Rompo un plato

Ciudad de México /

Estudié letras francesas, pero no tengo título de licenciado; empecé a trabajar en el mundo editorial desde muy joven; mis padres han muerto; mi hermano mayor murió de una terrible enfermedad neurológica; tres de mis mejores amigos han muerto de forma prematura; otros a quienes quise y aprecié se han ido al otro mundo; he sobrevivido a un cáncer, cruzo los dedos, y a dos terremotos. Y sin embargo he tenido suficiente felicidad.

Este párrafo se me ocurre leyendo el principio de la nueva novela de Richard Ford, Sé mía (Anagrama, 2024), la quinta de la saga de su personaje Frank Bascombe: “Al parecer en la mayoría de los adultos la felicidad disminuye en la década de los treinta y los cuarenta, toca fondo a principios de la cincuentena y, al parecer, vuelve a aumentar a partir de los setenta”.

Digo entonces esto: la felicidad, cosa rara, imposible, absurda.

Me gusta más la línea de Lobo Antunes: “La vida es una pila de platos que se caen al suelo”. En la casa de usted, un plato roto equivalía a una tragedia.
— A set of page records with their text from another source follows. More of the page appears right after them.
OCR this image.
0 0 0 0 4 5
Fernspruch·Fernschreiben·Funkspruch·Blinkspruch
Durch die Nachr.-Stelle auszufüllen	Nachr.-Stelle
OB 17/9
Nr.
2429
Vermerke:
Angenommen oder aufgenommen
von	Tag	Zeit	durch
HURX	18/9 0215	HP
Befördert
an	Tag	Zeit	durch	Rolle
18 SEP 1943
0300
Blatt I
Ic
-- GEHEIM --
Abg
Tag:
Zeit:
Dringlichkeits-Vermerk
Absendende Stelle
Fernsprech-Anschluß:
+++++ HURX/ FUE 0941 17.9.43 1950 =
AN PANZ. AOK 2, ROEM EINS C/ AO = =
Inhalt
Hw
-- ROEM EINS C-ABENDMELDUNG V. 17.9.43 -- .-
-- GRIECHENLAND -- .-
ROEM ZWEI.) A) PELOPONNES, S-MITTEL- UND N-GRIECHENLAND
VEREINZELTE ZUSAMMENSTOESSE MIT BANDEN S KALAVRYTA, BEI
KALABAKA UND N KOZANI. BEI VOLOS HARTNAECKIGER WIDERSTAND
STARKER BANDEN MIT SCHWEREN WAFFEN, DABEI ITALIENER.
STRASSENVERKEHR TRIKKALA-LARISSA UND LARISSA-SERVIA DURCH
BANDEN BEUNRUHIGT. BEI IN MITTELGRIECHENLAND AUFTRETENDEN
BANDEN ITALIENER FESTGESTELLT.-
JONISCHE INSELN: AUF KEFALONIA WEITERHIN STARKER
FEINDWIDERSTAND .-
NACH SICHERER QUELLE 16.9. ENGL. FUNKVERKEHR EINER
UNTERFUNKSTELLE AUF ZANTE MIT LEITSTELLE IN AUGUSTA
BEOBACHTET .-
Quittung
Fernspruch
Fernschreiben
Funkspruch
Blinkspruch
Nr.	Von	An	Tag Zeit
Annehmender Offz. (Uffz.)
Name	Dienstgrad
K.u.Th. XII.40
Tienes debilidad en las manos, me regañaban, todo lo tiras. Y sí, la verdad, se me caían vasos, platos, cucharas y tenedores. Rafa ya rompió otro plato. Vas a comer la sopa en un plato extendido, me decía mi madre exasperada. Una vajilla era un bien preciado. La nuestra estaba hecha de muchas vajillas que habían pasado por la casa, lo que yo dejé con vida. Unos platos tenían flores, horrendos; otros blancos, purísimos. Y muchos debidamente desportillados. La taza y el plato no hacían juego, y los cubiertos tampoco. Supongo que así pasaba en muchas casas.

Con el tiempo seguí rompiendo platos. Uno de los grandes se hizo pedazos cuando les dije a mis padres que nunca sería licenciado, que renunciaba a la universidad y me iba a trabajar a una empresa editorial. Sobre todo ella, se quería matar, para mí mamá un título universitario era la salvación y el orgullo. No le faltaba razón, pero a mí me sobraba tedio, odio y soberbia. Un día lo vi con tranquilidad adulta, les reprochaba a mis padres que no pudieran mandarme a estudiar a París, como mandaban los Dioses legendarios de las letras.

Uno tendría que hacer las cuentas de sus platos rotos, sólo eso nos acercará un día a nosotros mismos.